Mr Heldt submitted a compensation claim in July 2021 following a diagnosis of a tear in the right shoulder. Comcare denied liability on the basis that the injury was not significantly contributed to by employment, but was more likely to have been caused by his non work-related activities. Mr Heldt appealed the decision to decline the claim, and this dispute proceeded to the AAT.

During the course of the AAT hearing, it was put to Mr Heldt that he had been sent a ‘Working From Home’ checklist by his supervisor, which included a section on ‘setting up workstation from home’. Whilst Mr Heldt did not recall receiving this checklist, he accepted that he must have. Importantly, he was asked to complete the checklist ‘ASAP’ and return it to the supervisor, which he failed to do.

The medical evidence pointed to the presence of a pre-existing asymptomatic shoulder tear, which had allegedly been aggravated by prolonged use of Mr Heldt’s right arm in an elevated position for prolonged periods. Comcare argued that his gym sessions materially contributed to the injury, despite the fact that he ceased these in early 2020. Comcare also argued that using a mouse and keyboard at home could not cause or aggravate a shoulder tear. However the presiding AAT Member disagreed, and preferred Mr Heldt’s evidence that the injury was likely to have occurred in the claimed circumstances, as supported by his expert medical evidence. Accordingly, the AAT decided that Mr Heldt’s right shoulder injury was significantly contributed to by employment, thereby entitling him to compensation.

Wider Application of the AAT’s Decision in Heldt

The AAT does not sit within the court hierarchy, so the decision of Heldt can only be used as a guide by courts and tribunals in different states, who are not bound to adopt any part of the decision. However it is not unusual for the different state-based schemes to consider the AAT’s reasoning, and vice versa.

On a more practical level, employers are duty bound to ensure that the workspace is free from risks to workers’ health, and that any issues are monitored, to prevent injury or illness. It is clear that this duty extends to the home office. Allowing a work-from-home checklist to remain incomplete, without follow-up, will not meet the standard required of employers. The decision of Heldt may be seen as implying that employers have a positive onus to inform and guide employees about how to work safely at home, and to ensure that information is understood, and that the guidance is followed. This positive onus reflects the high standard generally placed on employers within the legal system to engineer risks out of the workplace.

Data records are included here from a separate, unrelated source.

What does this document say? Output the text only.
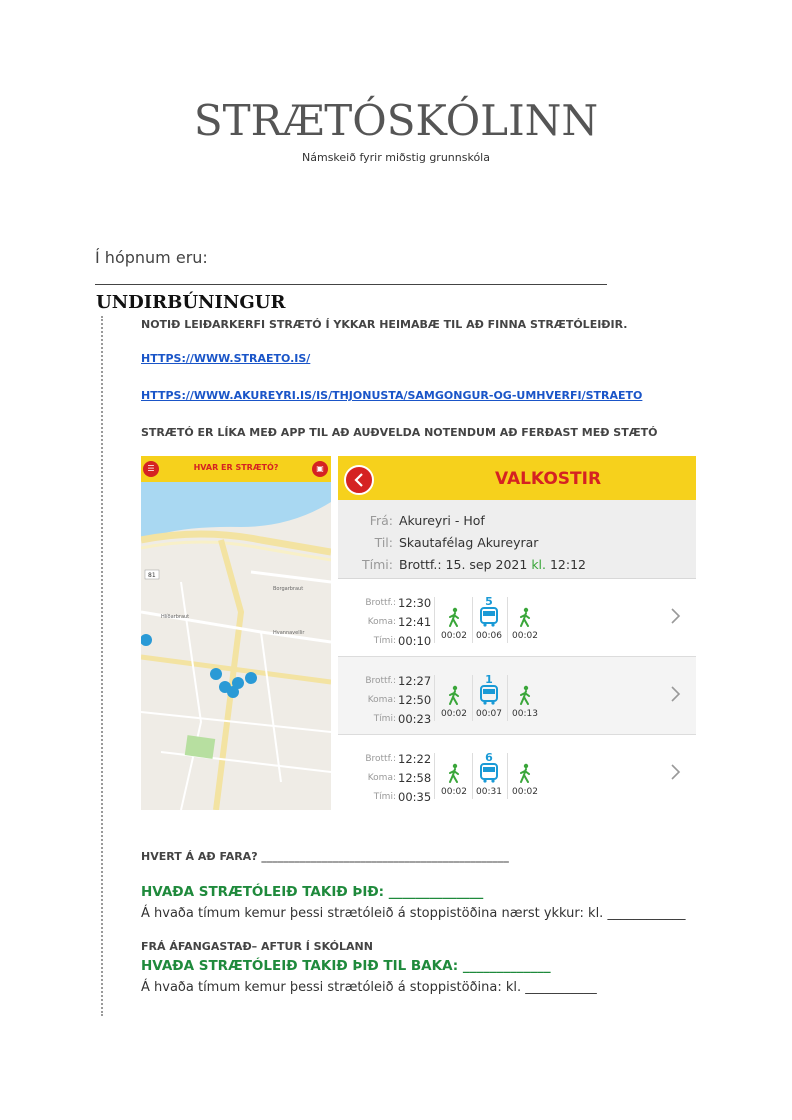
STRÆTÓSKÓLINN
Námskeið fyrir miðstig grunnskóla
Í hópnum eru:
UNDIRBÚNINGUR
NOTIÐ LEIÐARKERFI STRÆTÓ Í YKKAR HEIMABÆ TIL AÐ FINNA STRÆTÓLEIÐIR.
HTTPS://WWW.STRAETO.IS/
HTTPS://WWW.AKUREYRI.IS/IS/THJONUSTA/SAMGONGUR-OG-UMHVERFI/STRAETO
STRÆTÓ ER LÍKA MEÐ APP TIL AÐ AUÐVELDA NOTENDUM AÐ FERÐAST MEÐ STÆTÓ
☰	HVAR ER STRÆTÓ?	▣
81
Borgarbraut
Hlíðarbraut
Hvannavellir
VALKOSTIR
Frá: Akureyri - Hof
Til: Skautafélag Akureyrar
Tími: Brottf.: 15. sep 2021 kl. 12:12
Brottf.: 12:30
Koma: 12:41
Tími: 00:10	00:02
5
00:06	00:02
Brottf.: 12:27
Koma: 12:50
Tími: 00:23	00:02
1
00:07	00:13
Brottf.: 12:22
Koma: 12:58
Tími: 00:35	00:02
6
00:31	00:02
HVERT Á AÐ FARA? _____________________________________________
HVAÐA STRÆTÓLEIÐ TAKIÐ ÞIÐ: ______________
Á hvaða tímum kemur þessi strætóleið á stoppistöðina nærst ykkur: kl. ____________
FRÁ ÁFANGASTAÐ– AFTUR Í SKÓLANN
HVAÐA STRÆTÓLEIÐ TAKIÐ ÞIÐ TIL BAKA: _____________
Á hvaða tímum kemur þessi strætóleið á stoppistöðina: kl. ___________
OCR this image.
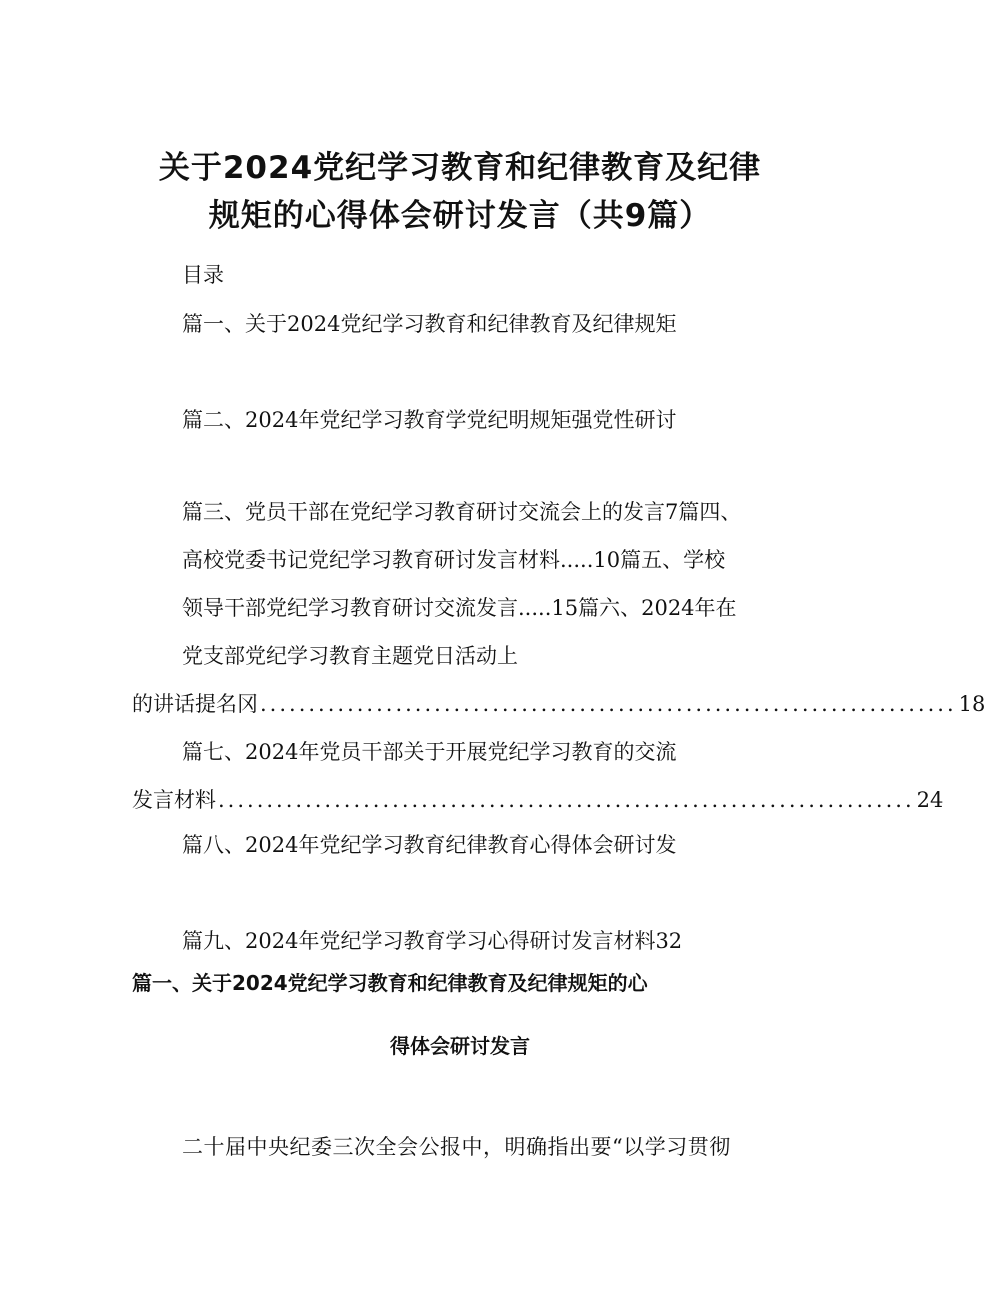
关于2024党纪学习教育和纪律教育及纪律
规矩的心得体会研讨发言（共9篇）
目录
篇一、关于2024党纪学习教育和纪律教育及纪律规矩
篇二、2024年党纪学习教育学党纪明规矩强党性研讨
篇三、党员干部在党纪学习教育研讨交流会上的发言7篇四、
高校党委书记党纪学习教育研讨发言材料.....10篇五、学校
领导干部党纪学习教育研讨交流发言.....15篇六、2024年在
党支部党纪学习教育主题党日活动上
的讲话提名冈 ........................................................................ 18
篇七、2024年党员干部关于开展党纪学习教育的交流
发言材料 ........................................................................ 24
篇八、2024年党纪学习教育纪律教育心得体会研讨发
篇九、2024年党纪学习教育学习心得研讨发言材料32
篇一、关于2024党纪学习教育和纪律教育及纪律规矩的心
得体会研讨发言
二十届中央纪委三次全会公报中，明确指出要“以学习贯彻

The failure of an employer to exercise reasonable care to ensure a safe WFH environment may also expose them to a negligence claim. Some scenarios which may expose employers to claims of negligence include denying an employee a reasonably requested item to create a safe WFH environment, or refusing a reasonable request to work in the office where there is evidence of home stressors or domestic abuse. Employers must be vigilant at all times when dealing with their employees’ work environments, whether at home or in the office.